Was haben Sie zu diesen Vorwürfen zu sagen?

SAUCKEL: Ich darf bitten, daß Sie mir zeigen, wo ich das gesagt und niedergelegt habe. Ich kenne das nicht.

DR. SERVATIUS: Es ist das in der Vormittagssitzung vom 17. Januar 1946 (Band V, Seite 444) vorgetragen worden.

»Daß man sich um das Schicksal derjenigen, deren Leistungsfähigkeit kein Interesse mehr biete, überhaupt nicht mehr kümmern solle.«

Haben Sie diesen Grundsatz vertreten?

SAUCKEL: Im Gegenteil.
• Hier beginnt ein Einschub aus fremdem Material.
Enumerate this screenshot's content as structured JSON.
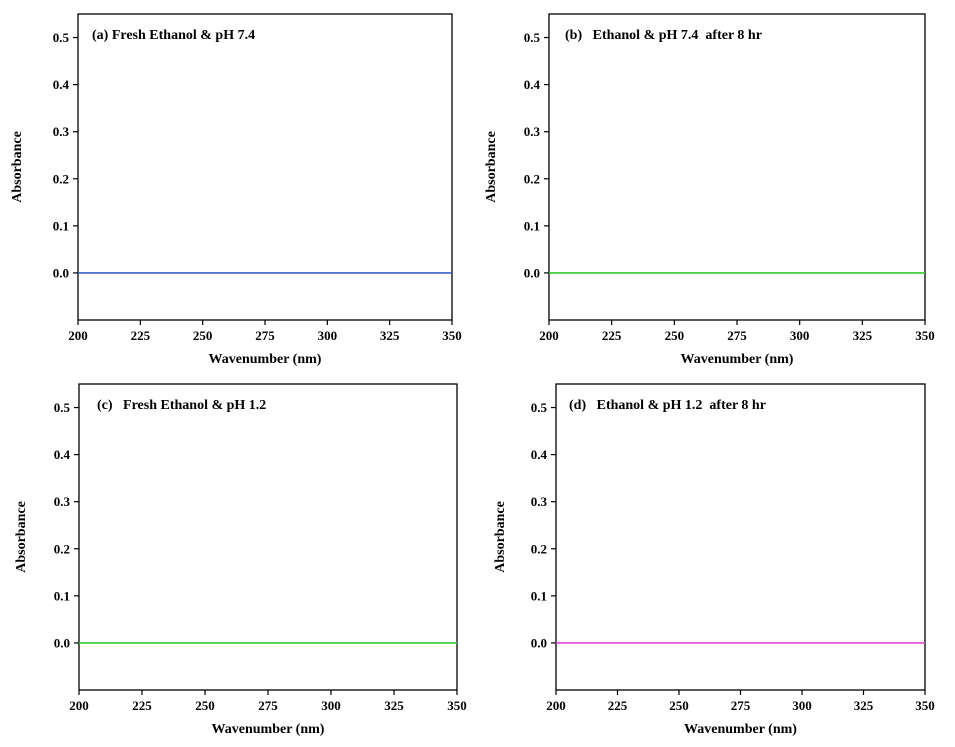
{
  "chart_data": [
    {
      "type": "line",
      "panel": "a",
      "title": "(a) Fresh Ethanol & pH 7.4",
      "xlabel": "Wavenumber (nm)",
      "ylabel": "Absorbance",
      "xlim": [
        200,
        350
      ],
      "ylim": [
        -0.1,
        0.55
      ],
      "xticks": [
        "200",
        "225",
        "250",
        "275",
        "300",
        "325",
        "350"
      ],
      "yticks": [
        "0.0",
        "0.1",
        "0.2",
        "0.3",
        "0.4",
        "0.5"
      ],
      "series": [
        {
          "color": "#3a5fcd",
          "x": [
            200,
            350
          ],
          "y": [
            0.0,
            0.0
          ]
        }
      ]
    },
    {
      "type": "line",
      "panel": "b",
      "title": "(b)   Ethanol & pH 7.4  after 8 hr",
      "xlabel": "Wavenumber (nm)",
      "ylabel": "Absorbance",
      "xlim": [
        200,
        350
      ],
      "ylim": [
        -0.1,
        0.55
      ],
      "xticks": [
        "200",
        "225",
        "250",
        "275",
        "300",
        "325",
        "350"
      ],
      "yticks": [
        "0.0",
        "0.1",
        "0.2",
        "0.3",
        "0.4",
        "0.5"
      ],
      "series": [
        {
          "color": "#33cc33",
          "x": [
            200,
            350
          ],
          "y": [
            0.0,
            0.0
          ]
        }
      ]
    },
    {
      "type": "line",
      "panel": "c",
      "title": "(c)   Fresh Ethanol & pH 1.2",
      "xlabel": "Wavenumber (nm)",
      "ylabel": "Absorbance",
      "xlim": [
        200,
        350
      ],
      "ylim": [
        -0.1,
        0.55
      ],
      "xticks": [
        "200",
        "225",
        "250",
        "275",
        "300",
        "325",
        "350"
      ],
      "yticks": [
        "0.0",
        "0.1",
        "0.2",
        "0.3",
        "0.4",
        "0.5"
      ],
      "series": [
        {
          "color": "#33cc33",
          "x": [
            200,
            350
          ],
          "y": [
            0.0,
            0.0
          ]
        }
      ]
    },
    {
      "type": "line",
      "panel": "d",
      "title": "(d)   Ethanol & pH 1.2  after 8 hr",
      "xlabel": "Wavenumber (nm)",
      "ylabel": "Absorbance",
      "xlim": [
        200,
        350
      ],
      "ylim": [
        -0.1,
        0.55
      ],
      "xticks": [
        "200",
        "225",
        "250",
        "275",
        "300",
        "325",
        "350"
      ],
      "yticks": [
        "0.0",
        "0.1",
        "0.2",
        "0.3",
        "0.4",
        "0.5"
      ],
      "series": [
        {
          "color": "#dd44dd",
          "x": [
            200,
            350
          ],
          "y": [
            0.0,
            0.0
          ]
        }
      ]
    }
  ]
}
Es liegen ja von mir Hunderte von präzisen Anweisungen und Anordnungen vor. Sie sind niedergelegt im Reichsgesetzblatt, in Sonderdrucken für die Betriebe und für die Arbeitsämter und in Sondersammlungen; in denen ist genauestens festgelegt, daß die fremden Arbeiter, die durch den Arbeitseinsatz ins Reich gebracht worden sind, hinsichtlich ihrer Krankenbehandlung und Krankenversorgung nach den deutschen Gesetzen und Vorschriften und Verordnungen behandelt werden mußten, einschließlich Ihrer Versicherungen. Es sind auch...
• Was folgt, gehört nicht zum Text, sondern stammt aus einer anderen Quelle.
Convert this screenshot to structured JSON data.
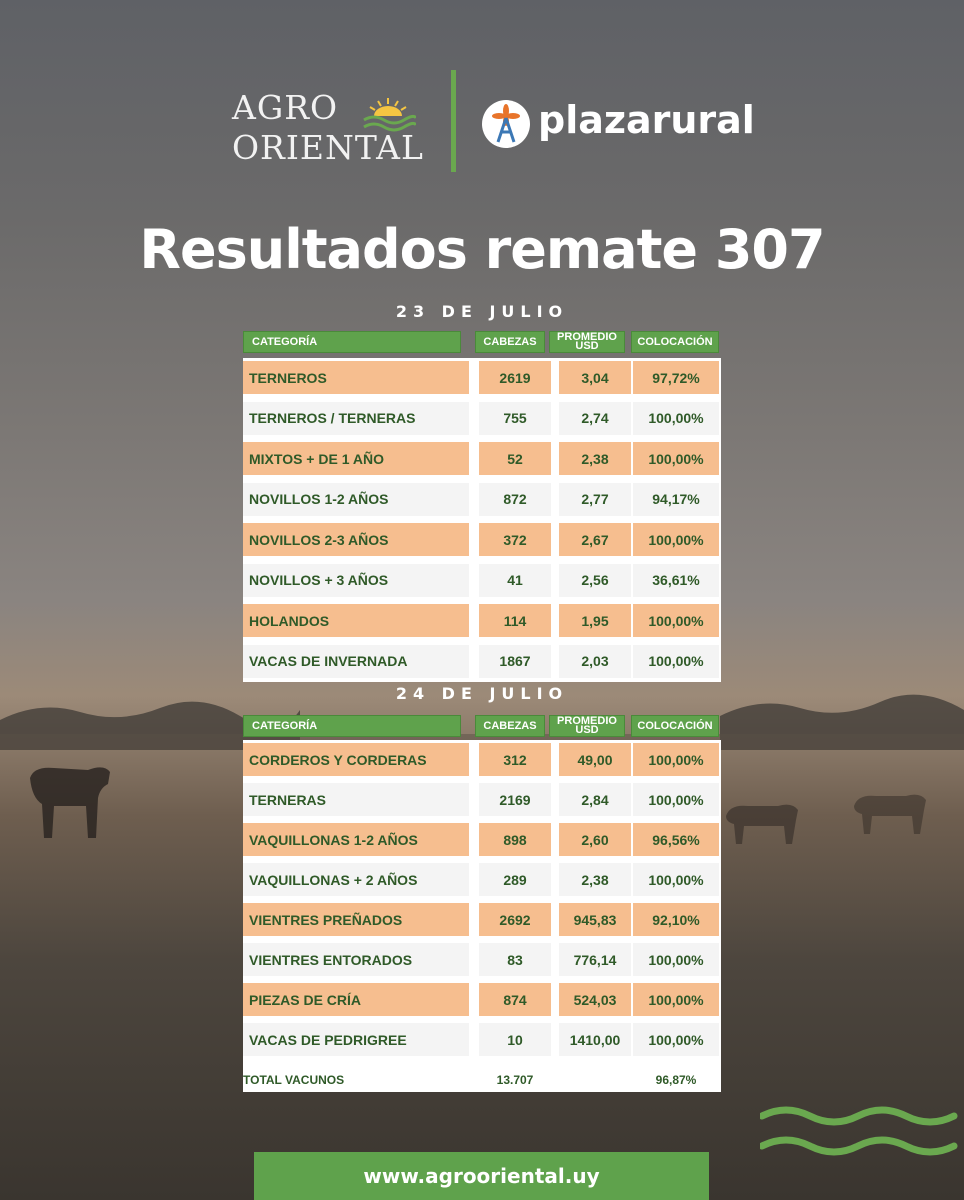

VORSITZENDER: Herr Dr. Servatius! Haben Sie dem Angeklagten ein Dokument vorgelegt, in dem behauptet wird, er solle gesagt haben, daß sie kein Interesse mehr für ihn böten, wenn sie arbeitsunfähig geworden sind? Was ist das für ein Dokument, das Sie ihm vorgelegt haben?

DR. SERVATIUS: Dieses Dokument ist ihm vorgelegt worden bezüglich der Arbeiterinnen, von denen er gesagt haben soll, sie sollen eingedeutscht werden. Von diesem Dokument bin ich ja schon fort und zur Frage der ärztlichen Versorgung übergegangen.

VORSITZENDER: Sie meinen, daß das im Dokument 025-PS, US-698 enthalten war?

DR. SERVATIUS: Dieses Dokument 025-PS bezieht sich nur auf die Arbeiterinnen. Diese Frage ist schon erledigt. Ich bin vielmehr weitergegangen zu der Frage der ärztlichen Betreuung allgemein und nicht mehr der weiblichen Arbeitskräfte.